Regular brushing, flossing and cleaning by the dentist can help to prevent it. Researchers led by Jo L. Freudenheim, PhD, distinguished professor in the Department of Epidemiology and Environmental Health in the University at Buffalo's School of Public Health and Health Professions, NY, set out to investigate if there was any relationship with breast cancer.

The team monitored 73,737 postmenopausal women who were enrolled in the Women's Health Initiative Observational Study. None of the women had previous breast cancer, but 26.1% of them had periodontal disease. Periodontal disease raises risk of breast cancer by 14% Previous studies have suggested that smoking impacts the development of periodontal disease, so the researchers took smoking status into account.

After a mean follow-up time of 6.7 years, 2,124 women were diagnosed with breast cancer. The researchers found that among all women, the risk of breast cancer was 14% higher in those who had periodontal disease. Among women who had quit smoking within the past 20 years, those with periodontal disease had a 36% higher risk of breast cancer. Women who were smoking at the time of the study had a 32% higher risk of breast cancer if they had periodontal disease, but the association was not statistically significant.

Those who had never smoked had a 6% increased risk, and those who had quit more than 20 years ago had an 8% increased risk if they had periodontal disease.
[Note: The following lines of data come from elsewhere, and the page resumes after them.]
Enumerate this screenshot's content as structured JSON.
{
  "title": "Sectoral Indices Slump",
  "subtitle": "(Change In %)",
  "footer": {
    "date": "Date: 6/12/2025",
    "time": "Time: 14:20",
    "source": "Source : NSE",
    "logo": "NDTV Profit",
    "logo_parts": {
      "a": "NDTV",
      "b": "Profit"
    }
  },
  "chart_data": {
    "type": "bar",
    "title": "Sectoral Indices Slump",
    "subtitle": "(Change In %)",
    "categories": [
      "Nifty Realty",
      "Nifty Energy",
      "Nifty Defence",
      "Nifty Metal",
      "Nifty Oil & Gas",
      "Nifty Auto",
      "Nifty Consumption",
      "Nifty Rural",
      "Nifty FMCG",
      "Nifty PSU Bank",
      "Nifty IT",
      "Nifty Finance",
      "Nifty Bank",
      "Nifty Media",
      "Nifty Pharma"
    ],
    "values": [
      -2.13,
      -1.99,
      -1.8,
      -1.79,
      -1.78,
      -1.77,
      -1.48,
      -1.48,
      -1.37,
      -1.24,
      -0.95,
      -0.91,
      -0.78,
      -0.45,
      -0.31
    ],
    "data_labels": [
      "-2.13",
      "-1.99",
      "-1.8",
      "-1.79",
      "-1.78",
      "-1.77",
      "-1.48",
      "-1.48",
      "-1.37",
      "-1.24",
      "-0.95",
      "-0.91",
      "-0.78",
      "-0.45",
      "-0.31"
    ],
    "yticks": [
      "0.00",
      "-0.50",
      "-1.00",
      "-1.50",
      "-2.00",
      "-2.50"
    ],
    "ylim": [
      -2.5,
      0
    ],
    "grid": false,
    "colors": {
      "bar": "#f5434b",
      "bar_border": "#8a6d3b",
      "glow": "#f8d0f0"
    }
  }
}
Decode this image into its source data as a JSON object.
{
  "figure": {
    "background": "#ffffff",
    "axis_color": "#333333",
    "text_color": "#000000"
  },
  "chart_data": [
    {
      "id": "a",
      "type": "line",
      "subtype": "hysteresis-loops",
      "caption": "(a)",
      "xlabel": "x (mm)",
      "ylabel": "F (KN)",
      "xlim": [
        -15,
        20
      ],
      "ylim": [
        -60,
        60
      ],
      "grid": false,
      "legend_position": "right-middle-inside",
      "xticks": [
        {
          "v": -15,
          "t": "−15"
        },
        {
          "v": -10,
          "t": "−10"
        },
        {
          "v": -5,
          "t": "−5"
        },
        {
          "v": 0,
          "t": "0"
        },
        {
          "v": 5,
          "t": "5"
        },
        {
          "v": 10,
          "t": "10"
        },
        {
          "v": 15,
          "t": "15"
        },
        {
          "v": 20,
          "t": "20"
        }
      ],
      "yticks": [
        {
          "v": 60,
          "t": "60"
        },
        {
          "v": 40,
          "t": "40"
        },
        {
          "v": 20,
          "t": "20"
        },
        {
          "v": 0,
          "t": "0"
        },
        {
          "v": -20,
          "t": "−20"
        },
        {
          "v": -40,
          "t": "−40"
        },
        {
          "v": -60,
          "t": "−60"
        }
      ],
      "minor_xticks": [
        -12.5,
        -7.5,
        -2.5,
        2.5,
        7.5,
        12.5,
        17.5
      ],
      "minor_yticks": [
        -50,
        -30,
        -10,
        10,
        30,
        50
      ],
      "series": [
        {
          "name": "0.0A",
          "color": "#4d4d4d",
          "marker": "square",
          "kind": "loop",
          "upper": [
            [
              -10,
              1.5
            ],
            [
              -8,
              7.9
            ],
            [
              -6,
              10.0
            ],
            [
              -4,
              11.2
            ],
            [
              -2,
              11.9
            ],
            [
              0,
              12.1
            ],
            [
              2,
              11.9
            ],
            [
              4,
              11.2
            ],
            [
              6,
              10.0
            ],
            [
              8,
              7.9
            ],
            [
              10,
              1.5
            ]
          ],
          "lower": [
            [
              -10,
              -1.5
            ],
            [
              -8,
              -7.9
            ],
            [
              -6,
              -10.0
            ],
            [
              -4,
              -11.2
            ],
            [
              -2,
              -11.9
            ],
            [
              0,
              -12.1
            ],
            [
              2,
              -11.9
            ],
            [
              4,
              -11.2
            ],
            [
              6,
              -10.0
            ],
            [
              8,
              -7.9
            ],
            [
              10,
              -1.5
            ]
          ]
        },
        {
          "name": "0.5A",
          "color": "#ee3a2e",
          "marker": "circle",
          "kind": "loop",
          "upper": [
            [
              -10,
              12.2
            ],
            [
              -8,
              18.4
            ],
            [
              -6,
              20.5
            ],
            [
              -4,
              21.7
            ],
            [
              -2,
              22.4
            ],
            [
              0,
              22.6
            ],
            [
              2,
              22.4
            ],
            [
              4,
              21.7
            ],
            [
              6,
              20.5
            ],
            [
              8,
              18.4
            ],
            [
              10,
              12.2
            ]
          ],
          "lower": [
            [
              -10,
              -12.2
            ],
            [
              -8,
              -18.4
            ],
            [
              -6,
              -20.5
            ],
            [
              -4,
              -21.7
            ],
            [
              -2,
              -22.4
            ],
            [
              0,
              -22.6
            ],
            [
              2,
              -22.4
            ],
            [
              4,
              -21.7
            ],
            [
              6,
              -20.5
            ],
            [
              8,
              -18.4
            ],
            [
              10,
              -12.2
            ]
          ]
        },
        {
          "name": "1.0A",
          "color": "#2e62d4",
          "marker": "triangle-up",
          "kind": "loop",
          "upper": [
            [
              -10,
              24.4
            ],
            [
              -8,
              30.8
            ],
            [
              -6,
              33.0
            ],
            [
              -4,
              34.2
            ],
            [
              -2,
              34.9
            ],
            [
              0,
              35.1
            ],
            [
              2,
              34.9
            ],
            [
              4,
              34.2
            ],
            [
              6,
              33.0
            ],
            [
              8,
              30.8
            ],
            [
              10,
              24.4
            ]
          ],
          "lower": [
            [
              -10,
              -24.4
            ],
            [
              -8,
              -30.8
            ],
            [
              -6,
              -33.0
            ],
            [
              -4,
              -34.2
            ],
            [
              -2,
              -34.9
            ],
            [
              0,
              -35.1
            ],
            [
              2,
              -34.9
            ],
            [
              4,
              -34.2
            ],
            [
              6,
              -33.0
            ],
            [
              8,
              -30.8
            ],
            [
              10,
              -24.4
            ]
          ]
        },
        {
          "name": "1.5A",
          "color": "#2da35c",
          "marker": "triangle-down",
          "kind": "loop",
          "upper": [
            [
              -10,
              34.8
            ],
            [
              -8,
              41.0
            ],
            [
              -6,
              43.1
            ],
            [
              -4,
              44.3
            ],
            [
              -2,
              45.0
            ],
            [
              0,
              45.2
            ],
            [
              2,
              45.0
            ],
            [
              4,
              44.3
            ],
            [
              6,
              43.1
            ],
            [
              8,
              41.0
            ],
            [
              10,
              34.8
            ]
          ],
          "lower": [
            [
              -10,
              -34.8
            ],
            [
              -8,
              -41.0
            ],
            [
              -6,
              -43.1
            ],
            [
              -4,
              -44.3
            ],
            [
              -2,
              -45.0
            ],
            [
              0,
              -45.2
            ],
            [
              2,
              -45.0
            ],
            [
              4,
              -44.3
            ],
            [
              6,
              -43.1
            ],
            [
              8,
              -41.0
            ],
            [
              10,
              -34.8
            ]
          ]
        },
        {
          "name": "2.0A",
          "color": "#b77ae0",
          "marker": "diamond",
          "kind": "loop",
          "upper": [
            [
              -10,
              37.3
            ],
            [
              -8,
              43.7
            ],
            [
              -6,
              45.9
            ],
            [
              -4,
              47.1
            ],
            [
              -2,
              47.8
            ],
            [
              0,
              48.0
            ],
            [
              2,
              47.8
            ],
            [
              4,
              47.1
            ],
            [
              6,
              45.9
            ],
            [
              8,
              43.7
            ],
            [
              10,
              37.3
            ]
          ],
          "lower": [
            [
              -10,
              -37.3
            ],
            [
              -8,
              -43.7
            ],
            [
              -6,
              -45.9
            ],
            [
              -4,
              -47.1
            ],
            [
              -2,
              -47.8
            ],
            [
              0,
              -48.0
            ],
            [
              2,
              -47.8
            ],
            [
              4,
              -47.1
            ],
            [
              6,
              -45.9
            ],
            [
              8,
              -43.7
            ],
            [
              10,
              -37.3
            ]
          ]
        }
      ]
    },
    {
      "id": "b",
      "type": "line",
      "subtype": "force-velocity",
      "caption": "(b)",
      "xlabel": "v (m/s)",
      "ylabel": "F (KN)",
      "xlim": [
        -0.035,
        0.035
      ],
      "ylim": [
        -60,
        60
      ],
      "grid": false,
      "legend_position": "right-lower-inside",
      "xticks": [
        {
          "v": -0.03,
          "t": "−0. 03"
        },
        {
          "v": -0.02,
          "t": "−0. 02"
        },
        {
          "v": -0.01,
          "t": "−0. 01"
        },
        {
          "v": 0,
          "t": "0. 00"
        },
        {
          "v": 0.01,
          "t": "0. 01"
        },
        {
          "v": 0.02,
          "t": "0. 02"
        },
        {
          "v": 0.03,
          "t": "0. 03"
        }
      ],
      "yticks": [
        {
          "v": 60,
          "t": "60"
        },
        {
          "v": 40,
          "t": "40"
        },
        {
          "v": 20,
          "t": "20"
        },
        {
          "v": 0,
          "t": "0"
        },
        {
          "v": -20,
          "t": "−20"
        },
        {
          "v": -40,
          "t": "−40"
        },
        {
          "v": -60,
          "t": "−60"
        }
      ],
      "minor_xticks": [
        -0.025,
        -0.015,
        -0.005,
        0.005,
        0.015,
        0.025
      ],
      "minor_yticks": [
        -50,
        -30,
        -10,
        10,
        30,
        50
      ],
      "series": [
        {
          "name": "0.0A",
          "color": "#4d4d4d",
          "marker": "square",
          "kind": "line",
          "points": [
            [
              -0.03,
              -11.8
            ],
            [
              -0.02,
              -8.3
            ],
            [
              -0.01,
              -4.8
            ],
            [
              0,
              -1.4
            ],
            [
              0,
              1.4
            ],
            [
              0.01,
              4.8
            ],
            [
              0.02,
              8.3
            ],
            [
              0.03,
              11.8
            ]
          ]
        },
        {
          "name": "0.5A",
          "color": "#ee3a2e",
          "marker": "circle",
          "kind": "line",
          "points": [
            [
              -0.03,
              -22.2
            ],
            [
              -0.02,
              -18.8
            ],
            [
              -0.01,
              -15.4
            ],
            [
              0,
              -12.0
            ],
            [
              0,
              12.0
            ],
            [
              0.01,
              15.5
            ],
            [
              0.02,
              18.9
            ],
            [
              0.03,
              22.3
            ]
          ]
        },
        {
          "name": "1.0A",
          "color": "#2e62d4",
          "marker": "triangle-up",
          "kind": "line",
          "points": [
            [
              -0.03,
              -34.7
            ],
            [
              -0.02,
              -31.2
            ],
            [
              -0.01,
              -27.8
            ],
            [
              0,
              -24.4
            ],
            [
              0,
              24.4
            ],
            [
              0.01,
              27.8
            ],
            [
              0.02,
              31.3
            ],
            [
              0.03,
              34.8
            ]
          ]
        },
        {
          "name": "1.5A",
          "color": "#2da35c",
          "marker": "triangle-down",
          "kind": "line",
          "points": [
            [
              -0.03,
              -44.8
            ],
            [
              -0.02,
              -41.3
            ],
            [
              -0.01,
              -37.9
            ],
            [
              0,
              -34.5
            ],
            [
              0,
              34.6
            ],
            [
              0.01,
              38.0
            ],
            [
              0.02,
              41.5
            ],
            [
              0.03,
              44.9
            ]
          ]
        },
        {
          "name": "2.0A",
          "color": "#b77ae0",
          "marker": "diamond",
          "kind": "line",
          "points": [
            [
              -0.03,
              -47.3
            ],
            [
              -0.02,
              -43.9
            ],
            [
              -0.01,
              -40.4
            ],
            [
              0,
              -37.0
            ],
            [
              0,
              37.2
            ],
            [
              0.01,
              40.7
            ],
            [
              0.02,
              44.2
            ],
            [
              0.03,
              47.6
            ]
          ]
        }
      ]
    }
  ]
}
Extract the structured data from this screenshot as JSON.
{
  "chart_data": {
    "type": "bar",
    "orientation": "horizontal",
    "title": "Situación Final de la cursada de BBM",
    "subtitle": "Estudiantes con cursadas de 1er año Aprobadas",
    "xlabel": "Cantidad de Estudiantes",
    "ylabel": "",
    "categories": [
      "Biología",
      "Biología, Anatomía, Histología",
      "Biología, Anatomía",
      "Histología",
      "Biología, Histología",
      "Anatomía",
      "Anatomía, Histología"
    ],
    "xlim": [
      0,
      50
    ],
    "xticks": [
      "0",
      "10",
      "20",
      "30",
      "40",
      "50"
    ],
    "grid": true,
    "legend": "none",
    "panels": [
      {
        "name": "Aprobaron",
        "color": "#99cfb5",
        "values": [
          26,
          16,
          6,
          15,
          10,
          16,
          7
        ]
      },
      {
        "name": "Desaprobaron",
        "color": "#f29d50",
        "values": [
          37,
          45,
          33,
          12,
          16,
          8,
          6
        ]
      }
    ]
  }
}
Freudenheim explains: "We know that the bacteria in the mouths of current and former smokers who quit recently are different from those in the mouths of non-smokers." One possible explanation for the link between periodontal disease and breast cancer is that bacteria enter the body's circulation and ultimately affect breast tissue.

However, further studies are needed to establish a causal link. Limitations include the fact that women self-reported their periodontal disease status, after being asked whether a dentist had ever told them they had it.

Also, since the study focused on women who were already enrolled in a long-term national health study, they were more likely than the general population to be receiving regular medical and dental care, making them more likely to be health-conscious than the general population.